Amid rare bipartisan enthusiasm for a tougher, protectionist economic policy, especially toward China, the challenge for Mr. Biden is to prevent the world’s two great powers from leaving without a sustained and credible communication channel. Find a way to avoid it.
It is precisely at this point that Kissinger emphasizes the importance of artificial intelligence, which, without regulation and constraints, could pose a 21st-century threat comparable to that of Cold War-era nuclear weapons, he fears. are doing.
In Kissinger’s view, trying to work together to put AI guardrails in place, as the US and Russia did with the nuclear deal in a less complex geopolitical situation, would be a big win for the US, China, and It will benefit everyone in the wider world. Cold War era.
That may not be easy, given the recent tensions and mistrust in US-China relations. But when it comes to AI, there are growing signs of concern on both sides of the divide.

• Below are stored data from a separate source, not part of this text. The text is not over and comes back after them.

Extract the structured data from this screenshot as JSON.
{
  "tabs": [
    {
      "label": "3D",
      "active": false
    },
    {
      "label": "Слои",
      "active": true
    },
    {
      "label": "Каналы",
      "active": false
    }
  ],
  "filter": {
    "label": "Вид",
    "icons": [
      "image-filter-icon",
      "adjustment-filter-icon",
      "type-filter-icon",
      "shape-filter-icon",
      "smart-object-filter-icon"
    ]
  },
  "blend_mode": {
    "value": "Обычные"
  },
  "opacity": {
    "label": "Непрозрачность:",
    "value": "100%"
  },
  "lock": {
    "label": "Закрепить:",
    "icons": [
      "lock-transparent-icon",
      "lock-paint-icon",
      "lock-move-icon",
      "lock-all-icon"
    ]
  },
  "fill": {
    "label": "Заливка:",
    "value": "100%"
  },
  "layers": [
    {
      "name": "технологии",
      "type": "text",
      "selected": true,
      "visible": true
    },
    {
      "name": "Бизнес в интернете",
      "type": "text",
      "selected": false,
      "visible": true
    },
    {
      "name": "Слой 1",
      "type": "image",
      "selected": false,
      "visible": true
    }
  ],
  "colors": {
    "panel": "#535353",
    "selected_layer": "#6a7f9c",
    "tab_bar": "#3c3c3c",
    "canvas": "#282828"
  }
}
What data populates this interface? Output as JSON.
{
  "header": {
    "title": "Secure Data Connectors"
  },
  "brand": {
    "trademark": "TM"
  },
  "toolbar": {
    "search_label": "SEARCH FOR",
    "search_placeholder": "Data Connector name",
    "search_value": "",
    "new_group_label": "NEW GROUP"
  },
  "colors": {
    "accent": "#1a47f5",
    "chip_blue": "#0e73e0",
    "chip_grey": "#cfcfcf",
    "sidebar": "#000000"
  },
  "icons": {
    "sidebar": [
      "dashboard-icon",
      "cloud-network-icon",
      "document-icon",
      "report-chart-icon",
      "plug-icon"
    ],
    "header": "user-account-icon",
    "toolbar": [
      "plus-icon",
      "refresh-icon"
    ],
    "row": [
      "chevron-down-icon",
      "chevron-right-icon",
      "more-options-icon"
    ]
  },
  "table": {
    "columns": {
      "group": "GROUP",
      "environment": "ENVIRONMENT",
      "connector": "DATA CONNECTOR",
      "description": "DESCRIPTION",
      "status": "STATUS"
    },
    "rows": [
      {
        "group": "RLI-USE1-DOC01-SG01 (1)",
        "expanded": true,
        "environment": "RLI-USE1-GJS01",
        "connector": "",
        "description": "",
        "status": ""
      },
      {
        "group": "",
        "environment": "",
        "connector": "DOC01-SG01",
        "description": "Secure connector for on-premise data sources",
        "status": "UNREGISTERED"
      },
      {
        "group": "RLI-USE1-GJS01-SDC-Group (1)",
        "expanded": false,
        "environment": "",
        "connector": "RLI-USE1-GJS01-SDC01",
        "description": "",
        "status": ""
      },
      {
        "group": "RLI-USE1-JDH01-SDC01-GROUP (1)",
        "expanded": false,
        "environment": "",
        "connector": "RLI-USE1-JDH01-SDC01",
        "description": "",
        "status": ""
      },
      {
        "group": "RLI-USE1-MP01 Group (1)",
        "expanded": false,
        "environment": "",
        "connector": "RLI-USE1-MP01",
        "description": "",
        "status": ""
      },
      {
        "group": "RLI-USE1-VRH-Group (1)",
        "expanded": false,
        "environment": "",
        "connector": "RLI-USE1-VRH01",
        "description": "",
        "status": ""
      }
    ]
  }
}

This week, many of the Western tech industry’s leading figures declared that mitigating the risks of AI should be a “global priority” on par with preventing nuclear war. And on Tuesday, Chinese leader Xi Jinping called for “dedicated efforts to safeguard the security governance of Internet data and artificial intelligence.”
Biden appears to share Kissinger’s view that the United States needs to engage with its Chinese rivals, especially on issues that neither country can solve alone. Indeed, despite the increasingly divisive tendencies in US-China relations, the US president is making that case to Beijing as he seeks to restore communication and cooperation.
But the sustainability of the Biden administration’s vision of America’s engagement in a changing world may hinge on one of the unresolved issues Kissinger wrote about in the 1990s.
It is the lack of a national consensus on America’s role in the world that American presidents enjoyed after World War II.
That bond was marred by the Vietnam War. In recent years, the decline has progressed further.
Restoration is likely to be particularly difficult as the 2024 US presidential election approaches. Already, some voices within the Republican Party, particularly current presidential front-runner Donald Trump, have questioned the aggressive U.S. support for Ukraine.
All of this heightens uncertainty among both allies and adversaries about how long the Biden administration’s re-engagement of the United States in global affairs will last.
It should be clear that Mr. Biden broadly accepts Mr. Kissinger’s fundamental analysis that the United States cannot withdraw from or dominate the world.
But it’s not clear that’s not the case with Trump, Biden’s predecessor and likely successor.